Even though it is possible to remove protected software, many people won’t know how to do that and there will suddenly be complaints all over the place that Fedora doesn’t let the user choose which packages to have on their system.
I am also not sure the correlation between advanced Fedora users and people who want to remove Gnome Software is all that high either.

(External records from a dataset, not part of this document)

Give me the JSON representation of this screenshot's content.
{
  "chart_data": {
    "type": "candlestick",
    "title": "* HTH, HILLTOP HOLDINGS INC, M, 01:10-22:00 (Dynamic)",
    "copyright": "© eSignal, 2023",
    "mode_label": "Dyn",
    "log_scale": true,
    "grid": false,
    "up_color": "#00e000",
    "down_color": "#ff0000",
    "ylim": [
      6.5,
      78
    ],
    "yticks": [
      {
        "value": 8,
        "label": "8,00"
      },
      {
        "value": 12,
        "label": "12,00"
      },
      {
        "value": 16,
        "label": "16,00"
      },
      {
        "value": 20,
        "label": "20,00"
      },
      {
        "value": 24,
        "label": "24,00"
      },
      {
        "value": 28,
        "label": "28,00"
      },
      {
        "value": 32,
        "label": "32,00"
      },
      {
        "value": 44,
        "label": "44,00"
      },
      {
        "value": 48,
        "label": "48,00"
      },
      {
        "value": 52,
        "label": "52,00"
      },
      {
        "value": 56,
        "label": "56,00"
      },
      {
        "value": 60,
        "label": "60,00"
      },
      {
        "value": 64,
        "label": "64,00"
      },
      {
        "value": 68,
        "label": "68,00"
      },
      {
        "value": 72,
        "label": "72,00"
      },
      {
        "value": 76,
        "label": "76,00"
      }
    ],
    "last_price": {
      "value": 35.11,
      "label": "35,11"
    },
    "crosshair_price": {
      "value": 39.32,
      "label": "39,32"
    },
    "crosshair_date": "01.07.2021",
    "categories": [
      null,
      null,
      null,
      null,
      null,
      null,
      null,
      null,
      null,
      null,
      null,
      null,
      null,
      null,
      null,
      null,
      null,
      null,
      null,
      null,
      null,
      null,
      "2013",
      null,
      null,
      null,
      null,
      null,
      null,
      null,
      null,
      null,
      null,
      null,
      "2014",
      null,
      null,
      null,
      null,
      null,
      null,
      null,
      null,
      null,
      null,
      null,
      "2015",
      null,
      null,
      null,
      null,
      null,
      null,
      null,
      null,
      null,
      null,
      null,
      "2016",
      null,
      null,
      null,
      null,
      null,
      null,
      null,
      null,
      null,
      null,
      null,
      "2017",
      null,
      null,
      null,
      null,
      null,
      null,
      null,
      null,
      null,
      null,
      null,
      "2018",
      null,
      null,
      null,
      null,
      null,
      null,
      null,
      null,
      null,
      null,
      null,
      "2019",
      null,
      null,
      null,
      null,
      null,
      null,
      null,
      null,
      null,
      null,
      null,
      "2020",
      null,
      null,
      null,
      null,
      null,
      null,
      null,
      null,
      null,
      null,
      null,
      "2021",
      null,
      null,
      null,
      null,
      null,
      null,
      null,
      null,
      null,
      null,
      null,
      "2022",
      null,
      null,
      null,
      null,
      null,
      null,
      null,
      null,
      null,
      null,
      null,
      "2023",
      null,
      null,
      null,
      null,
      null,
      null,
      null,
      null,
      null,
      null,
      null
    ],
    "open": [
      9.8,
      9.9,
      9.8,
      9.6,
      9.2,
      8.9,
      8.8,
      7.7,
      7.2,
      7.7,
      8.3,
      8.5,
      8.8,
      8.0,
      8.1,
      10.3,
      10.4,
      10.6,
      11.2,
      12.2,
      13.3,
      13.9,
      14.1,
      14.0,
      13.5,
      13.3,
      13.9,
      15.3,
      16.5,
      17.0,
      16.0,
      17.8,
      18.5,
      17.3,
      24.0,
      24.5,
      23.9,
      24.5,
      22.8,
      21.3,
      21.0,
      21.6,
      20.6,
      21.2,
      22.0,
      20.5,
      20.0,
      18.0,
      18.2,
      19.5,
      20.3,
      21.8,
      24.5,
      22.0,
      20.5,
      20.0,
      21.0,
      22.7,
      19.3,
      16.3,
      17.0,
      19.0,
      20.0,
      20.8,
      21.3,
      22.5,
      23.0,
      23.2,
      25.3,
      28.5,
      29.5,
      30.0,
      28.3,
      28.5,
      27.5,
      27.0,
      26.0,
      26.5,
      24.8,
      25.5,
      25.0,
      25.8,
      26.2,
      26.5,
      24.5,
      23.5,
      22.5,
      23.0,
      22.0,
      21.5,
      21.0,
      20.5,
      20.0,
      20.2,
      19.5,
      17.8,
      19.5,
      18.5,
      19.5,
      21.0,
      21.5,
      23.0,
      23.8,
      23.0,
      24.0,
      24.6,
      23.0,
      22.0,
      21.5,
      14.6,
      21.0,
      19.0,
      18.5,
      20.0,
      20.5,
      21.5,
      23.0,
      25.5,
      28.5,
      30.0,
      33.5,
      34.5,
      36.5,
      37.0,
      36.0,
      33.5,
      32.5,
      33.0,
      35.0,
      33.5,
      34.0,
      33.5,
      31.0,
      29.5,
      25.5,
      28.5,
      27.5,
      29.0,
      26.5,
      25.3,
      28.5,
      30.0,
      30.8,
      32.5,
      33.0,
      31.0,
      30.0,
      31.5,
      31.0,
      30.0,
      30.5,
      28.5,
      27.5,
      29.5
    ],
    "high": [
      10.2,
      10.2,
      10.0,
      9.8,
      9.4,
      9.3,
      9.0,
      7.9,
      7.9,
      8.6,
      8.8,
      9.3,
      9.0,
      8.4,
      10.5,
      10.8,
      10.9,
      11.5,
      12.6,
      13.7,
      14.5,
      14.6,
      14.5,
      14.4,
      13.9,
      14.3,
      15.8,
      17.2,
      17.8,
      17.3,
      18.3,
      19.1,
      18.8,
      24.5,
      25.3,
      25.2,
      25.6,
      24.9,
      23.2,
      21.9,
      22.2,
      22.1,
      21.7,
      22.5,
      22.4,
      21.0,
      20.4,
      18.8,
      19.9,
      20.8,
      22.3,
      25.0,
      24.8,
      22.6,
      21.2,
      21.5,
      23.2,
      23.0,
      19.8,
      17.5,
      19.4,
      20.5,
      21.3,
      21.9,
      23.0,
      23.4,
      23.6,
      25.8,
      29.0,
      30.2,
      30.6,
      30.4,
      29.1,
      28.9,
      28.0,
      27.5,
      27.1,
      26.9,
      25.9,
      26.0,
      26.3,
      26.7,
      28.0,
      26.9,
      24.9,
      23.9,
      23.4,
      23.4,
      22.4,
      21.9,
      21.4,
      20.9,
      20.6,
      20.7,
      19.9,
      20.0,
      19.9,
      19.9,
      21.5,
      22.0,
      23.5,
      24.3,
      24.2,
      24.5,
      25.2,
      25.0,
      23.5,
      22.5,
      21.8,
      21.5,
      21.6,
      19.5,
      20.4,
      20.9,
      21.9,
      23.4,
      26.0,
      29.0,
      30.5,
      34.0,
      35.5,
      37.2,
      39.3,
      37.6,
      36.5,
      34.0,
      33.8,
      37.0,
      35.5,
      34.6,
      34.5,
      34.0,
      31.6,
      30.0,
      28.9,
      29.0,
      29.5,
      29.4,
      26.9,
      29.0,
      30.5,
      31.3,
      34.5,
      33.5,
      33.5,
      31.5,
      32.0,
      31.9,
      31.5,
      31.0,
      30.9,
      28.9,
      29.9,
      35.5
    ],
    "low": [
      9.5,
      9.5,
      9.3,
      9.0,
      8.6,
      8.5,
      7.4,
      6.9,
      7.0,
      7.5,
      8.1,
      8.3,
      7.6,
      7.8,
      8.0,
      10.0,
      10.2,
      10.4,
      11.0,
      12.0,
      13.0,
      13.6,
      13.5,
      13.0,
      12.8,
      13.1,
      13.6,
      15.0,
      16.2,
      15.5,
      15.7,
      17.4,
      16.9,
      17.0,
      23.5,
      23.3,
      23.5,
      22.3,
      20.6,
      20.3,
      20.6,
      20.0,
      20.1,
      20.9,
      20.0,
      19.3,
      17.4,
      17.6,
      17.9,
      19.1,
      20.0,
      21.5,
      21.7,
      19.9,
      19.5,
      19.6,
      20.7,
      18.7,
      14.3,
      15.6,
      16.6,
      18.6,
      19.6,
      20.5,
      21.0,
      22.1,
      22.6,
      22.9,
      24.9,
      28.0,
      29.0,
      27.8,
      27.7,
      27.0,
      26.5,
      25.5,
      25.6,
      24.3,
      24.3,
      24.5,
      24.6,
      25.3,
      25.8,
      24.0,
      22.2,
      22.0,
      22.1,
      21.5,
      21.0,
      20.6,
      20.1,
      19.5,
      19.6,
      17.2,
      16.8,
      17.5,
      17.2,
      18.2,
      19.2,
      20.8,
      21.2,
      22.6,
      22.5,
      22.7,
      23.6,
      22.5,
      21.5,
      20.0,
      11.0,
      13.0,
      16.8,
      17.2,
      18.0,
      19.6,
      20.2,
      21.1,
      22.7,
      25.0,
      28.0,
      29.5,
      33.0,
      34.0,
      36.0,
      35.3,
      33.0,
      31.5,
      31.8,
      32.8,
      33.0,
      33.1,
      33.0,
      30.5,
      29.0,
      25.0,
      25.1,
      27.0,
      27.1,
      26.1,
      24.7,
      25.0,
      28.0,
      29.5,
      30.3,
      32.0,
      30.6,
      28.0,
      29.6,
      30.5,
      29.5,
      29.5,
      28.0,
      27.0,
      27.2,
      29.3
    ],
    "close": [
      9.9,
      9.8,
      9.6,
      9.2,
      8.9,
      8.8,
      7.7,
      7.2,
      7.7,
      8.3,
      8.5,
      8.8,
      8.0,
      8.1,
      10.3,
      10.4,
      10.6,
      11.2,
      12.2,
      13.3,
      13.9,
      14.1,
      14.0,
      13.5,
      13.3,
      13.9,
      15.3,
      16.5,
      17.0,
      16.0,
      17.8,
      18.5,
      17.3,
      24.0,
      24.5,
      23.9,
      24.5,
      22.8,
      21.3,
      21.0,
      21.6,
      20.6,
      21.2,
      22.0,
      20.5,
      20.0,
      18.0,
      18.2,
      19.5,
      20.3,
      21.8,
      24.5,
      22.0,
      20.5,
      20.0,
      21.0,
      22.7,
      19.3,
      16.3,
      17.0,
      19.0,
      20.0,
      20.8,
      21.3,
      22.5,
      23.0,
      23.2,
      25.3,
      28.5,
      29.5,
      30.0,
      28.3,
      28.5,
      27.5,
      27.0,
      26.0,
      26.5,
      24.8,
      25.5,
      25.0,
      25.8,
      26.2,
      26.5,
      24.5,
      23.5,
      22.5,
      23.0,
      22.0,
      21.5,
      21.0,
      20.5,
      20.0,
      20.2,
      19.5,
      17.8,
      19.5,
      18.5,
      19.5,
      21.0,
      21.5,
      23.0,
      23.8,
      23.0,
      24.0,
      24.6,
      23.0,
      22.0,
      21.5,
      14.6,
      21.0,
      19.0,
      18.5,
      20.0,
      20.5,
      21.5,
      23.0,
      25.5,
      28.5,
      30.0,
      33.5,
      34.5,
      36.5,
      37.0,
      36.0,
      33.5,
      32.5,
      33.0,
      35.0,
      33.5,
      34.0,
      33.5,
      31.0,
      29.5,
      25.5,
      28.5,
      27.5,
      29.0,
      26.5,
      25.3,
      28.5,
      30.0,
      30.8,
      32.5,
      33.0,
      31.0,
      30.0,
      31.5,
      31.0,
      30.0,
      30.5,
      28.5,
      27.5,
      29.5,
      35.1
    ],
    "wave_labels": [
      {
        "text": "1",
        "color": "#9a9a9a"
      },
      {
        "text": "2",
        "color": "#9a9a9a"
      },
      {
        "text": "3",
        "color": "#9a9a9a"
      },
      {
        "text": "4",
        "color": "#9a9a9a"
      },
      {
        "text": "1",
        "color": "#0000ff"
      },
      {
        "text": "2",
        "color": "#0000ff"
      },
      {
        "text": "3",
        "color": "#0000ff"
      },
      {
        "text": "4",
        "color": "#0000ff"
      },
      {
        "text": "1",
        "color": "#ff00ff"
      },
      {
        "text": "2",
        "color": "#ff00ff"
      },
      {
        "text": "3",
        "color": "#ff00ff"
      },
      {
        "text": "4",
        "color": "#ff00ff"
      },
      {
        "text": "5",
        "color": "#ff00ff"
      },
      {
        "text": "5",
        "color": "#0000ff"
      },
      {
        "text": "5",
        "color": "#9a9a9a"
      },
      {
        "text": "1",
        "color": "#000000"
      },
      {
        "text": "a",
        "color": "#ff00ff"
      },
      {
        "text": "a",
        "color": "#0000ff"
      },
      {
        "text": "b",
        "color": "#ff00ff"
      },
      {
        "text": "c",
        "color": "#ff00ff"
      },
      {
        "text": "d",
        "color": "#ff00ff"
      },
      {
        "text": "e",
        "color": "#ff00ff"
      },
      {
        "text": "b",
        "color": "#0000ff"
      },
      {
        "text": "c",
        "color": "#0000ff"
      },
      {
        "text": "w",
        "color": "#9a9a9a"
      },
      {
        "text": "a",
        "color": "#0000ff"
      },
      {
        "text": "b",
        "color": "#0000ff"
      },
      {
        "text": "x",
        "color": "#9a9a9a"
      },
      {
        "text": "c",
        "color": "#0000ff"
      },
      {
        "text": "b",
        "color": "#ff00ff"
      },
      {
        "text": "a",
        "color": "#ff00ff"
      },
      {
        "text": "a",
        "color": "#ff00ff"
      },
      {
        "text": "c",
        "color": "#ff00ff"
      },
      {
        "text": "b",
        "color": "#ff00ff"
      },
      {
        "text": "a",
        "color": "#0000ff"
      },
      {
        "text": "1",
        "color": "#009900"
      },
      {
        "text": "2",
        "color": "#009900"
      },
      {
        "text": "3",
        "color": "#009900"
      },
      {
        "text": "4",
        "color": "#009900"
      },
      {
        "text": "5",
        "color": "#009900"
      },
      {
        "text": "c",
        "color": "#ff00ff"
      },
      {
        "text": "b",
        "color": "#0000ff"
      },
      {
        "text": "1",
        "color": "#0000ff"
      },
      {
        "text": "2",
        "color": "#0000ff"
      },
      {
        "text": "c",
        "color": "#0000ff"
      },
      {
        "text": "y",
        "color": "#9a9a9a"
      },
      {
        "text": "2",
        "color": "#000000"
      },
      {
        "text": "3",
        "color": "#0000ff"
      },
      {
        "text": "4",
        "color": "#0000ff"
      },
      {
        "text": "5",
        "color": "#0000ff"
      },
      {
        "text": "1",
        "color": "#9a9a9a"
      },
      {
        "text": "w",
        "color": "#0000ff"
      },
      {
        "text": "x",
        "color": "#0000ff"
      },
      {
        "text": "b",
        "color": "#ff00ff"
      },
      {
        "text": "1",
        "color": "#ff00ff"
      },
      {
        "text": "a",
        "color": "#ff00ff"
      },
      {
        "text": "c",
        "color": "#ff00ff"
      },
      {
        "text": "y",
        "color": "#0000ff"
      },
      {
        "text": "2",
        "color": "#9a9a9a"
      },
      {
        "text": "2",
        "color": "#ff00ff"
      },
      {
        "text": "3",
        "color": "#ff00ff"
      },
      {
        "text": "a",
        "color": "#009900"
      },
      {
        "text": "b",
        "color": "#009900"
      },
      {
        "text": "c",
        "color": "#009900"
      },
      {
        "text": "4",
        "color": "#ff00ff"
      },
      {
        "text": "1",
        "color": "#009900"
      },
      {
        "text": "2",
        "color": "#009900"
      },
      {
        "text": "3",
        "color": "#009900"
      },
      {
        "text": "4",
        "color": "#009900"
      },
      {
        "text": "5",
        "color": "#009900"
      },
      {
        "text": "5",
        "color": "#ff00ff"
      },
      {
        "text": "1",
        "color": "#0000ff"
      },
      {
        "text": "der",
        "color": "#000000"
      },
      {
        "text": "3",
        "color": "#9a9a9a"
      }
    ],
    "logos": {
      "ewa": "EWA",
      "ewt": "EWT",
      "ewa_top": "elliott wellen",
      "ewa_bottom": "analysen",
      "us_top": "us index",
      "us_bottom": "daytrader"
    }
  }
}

Protected gnome-software would at least increase the complexity of migrating among GUI’s. There can be many reasons for migrating to another GUI without wanting to reinstall the os. I agree that these reasons are not necessarily related to advanced users (and keeping the extensive gnome when not using it is an unnecessary burden for users who are not aware that the protected packages can be changed).
But NetworkManager + NetworkManager-wifi in the workstation make definitely sense, especially as it could be a mess for a non-advanced user to revert it when it was deleted by accident.
Sure, but there’s “migrating to a other GUI” and then there’s “also I must remove the all software associated with that other GUI even though it could run under this one just fine”. That latter case seems like it is an advanced one.
Generally, that’s right. A realistic combination of the need to remove these packages and non-advanced users seems to be the use on legacy systems. However, legacySys+nonAdvancedUser+fedora seems indeed a seldom phenomenon, and of course this is also not the major focus of Fedora. From that point of view, protected gnome can make sense.
However, I think it would anyway make sense to keep consistency in the policy of protected packages among the spins.
Is that really the situation though? When you switch DEs, you would typically use dnf swap. Wouldn’t making gnome-software protected cause the swap to fail?